US Civil Procedure/Introduction
Most law school students learn the Federal Rules of Civil Procedure which have been adopted in their entirety by many States, although a significant number US states (including California, New York and Pennsylvania) have distinctively different Rules of Civil Procedure. Even if the text of the Federal Rules of Civil Procedure is not adopted in its entirety by a state, the state may end up using the same numbering system. Even though the Federal Rules allow lawyers to easily adapt to practice in new jurisdictions, it is important to read the local rules of civil procedure.
Most law schools teach civil procedure by teaching the concept of jurisdiction before teaching the technical rules.

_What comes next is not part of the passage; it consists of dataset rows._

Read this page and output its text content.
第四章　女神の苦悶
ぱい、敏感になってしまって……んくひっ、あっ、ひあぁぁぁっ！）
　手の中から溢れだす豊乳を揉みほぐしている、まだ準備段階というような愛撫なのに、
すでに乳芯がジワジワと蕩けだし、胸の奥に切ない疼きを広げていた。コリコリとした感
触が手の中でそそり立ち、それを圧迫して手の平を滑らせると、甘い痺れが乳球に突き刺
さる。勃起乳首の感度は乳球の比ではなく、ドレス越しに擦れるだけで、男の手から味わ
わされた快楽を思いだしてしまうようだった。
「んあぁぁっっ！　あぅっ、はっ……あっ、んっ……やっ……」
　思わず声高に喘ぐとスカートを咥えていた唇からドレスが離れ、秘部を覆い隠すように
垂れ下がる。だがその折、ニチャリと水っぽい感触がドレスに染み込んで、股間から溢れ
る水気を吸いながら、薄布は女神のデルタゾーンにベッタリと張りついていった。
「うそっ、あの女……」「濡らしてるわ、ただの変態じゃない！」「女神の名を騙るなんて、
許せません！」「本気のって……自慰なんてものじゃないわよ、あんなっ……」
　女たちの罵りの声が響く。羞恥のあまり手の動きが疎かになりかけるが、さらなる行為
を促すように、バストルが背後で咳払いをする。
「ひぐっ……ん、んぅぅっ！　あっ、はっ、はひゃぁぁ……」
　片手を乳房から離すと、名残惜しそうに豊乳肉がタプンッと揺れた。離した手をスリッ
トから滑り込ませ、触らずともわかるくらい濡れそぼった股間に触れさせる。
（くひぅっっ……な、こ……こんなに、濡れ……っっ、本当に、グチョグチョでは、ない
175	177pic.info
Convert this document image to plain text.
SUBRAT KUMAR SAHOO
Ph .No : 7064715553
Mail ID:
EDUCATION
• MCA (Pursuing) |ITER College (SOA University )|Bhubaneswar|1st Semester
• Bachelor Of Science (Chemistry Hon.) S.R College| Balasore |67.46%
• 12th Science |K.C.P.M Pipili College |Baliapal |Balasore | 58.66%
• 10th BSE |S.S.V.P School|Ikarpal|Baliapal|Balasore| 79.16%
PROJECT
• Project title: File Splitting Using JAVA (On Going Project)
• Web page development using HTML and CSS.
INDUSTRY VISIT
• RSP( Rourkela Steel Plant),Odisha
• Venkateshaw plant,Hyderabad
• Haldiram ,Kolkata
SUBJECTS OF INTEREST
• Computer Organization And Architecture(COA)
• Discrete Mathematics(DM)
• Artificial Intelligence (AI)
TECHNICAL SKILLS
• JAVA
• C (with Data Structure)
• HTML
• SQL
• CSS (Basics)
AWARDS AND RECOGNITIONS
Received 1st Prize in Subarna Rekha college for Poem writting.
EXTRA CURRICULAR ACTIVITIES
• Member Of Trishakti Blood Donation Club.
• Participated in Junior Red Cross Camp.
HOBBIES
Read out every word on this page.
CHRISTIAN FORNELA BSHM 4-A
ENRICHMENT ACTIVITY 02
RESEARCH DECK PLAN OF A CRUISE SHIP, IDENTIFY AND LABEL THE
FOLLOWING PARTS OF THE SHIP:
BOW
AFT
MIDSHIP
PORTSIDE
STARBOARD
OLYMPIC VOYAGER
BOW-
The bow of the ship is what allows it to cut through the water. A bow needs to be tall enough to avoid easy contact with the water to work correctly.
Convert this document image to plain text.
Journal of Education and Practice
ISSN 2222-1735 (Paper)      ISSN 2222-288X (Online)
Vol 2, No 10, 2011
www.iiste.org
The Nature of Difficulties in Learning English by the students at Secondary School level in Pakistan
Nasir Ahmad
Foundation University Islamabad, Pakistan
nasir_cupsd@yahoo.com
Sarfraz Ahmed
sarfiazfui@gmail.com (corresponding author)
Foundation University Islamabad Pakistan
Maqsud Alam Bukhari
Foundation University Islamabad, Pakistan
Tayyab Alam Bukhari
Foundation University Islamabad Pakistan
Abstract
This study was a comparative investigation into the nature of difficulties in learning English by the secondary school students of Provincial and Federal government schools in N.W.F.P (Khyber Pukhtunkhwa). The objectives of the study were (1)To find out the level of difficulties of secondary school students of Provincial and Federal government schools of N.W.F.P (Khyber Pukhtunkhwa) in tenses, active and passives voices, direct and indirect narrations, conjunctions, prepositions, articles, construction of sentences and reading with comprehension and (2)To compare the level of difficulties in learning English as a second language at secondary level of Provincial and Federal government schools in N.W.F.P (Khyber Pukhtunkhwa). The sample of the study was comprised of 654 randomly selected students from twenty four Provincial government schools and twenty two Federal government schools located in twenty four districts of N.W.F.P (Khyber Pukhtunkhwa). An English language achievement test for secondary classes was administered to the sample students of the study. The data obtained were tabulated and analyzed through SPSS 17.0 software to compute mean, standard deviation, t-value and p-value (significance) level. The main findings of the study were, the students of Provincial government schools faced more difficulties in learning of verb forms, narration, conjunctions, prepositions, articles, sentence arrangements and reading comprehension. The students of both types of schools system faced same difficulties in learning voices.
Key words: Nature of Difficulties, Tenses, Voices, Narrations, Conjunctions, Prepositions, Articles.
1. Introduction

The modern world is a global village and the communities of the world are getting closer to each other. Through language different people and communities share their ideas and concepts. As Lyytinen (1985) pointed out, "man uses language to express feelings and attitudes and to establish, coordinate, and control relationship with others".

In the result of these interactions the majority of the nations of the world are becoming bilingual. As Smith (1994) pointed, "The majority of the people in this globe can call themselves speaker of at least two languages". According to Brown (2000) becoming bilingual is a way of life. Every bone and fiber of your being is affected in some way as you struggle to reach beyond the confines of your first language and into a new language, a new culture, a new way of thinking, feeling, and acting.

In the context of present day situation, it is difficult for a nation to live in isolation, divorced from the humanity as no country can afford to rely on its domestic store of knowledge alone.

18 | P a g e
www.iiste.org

Wikibooks asks for discussion of this topic, but there really isn't much to discuss. Civil Procedure, or CivPro as it's known to law students, simply describes the process by which civil (not criminal, that's a different set of rules) cases are brought into the court system and how they are handled procedurally once they are in the system. CivPro gives detailed rules for such issues as how to start a law case, what sort of notice you must give to the other party and how, how to tell the judge that you want him or her to do something, what information you are entitled to get from the other party or parties and how to do it (the process called discovery), how to conduct civil trials, and the like.
A civil case is one in which one party or group of parties, usually not the government, sues another party or group of parties claiming they did or were about to do something wrong. The wrongs sued about are generally in three categories: tort, contract, and other.
Contract actions are, as the term suggests, about enforcing (or not enforcing) contracts. Often these are written contracts, but oral contracts are perfectly legal and enforceable IF the court can decide exactly what the terms agreed on were: the problem with oral contracts is not whether they are enforceable, but what the actual contract was, since usually party A says one thing and party B says another.
Tort actions seek redress for some wrong done by another person (legally a person includes corporations, governments, etc.) Tort claims can range widely, from suing over damages from a dog bite, to auto accidents, to a branch from your tree falling on my roof, to your borrowing my lawnmower and not returning it. Almost any civil harm you can think of, including asking the court to award you millions of dollars because a business temporarily lost a pair of your pants. Don't laugh, it happened.
The civil courts also deal with many sorts of cases which are neither contract nor tort. The list is almost endless, but it includes such things as divorces, paternity cases, landlord-tenant disputes, probate (estate settlement, guardianship and conservatorship issues), ordering a parent to allow a child to undergo necessary medical treatment which the parent is resisting, injunctions (asking the court to order someone to stop doing something they are doing or not to do something they plan to do), and on and on.
Basically, any action that isn't the government bringing criminal charges against a person is a civil action.
The Rules of Civil Procedure, by the way, are only one of the sets of rules that govern the practice of law. Most states in the U.S. (maybe all except Louisiana) have numerous sets of rules which govern, for example, their criminal, their appellate courts, and their business operations, with general rules applicable to all situations, and many other collections of rules. And most local courts even have their own sets of rules which supplement state rules.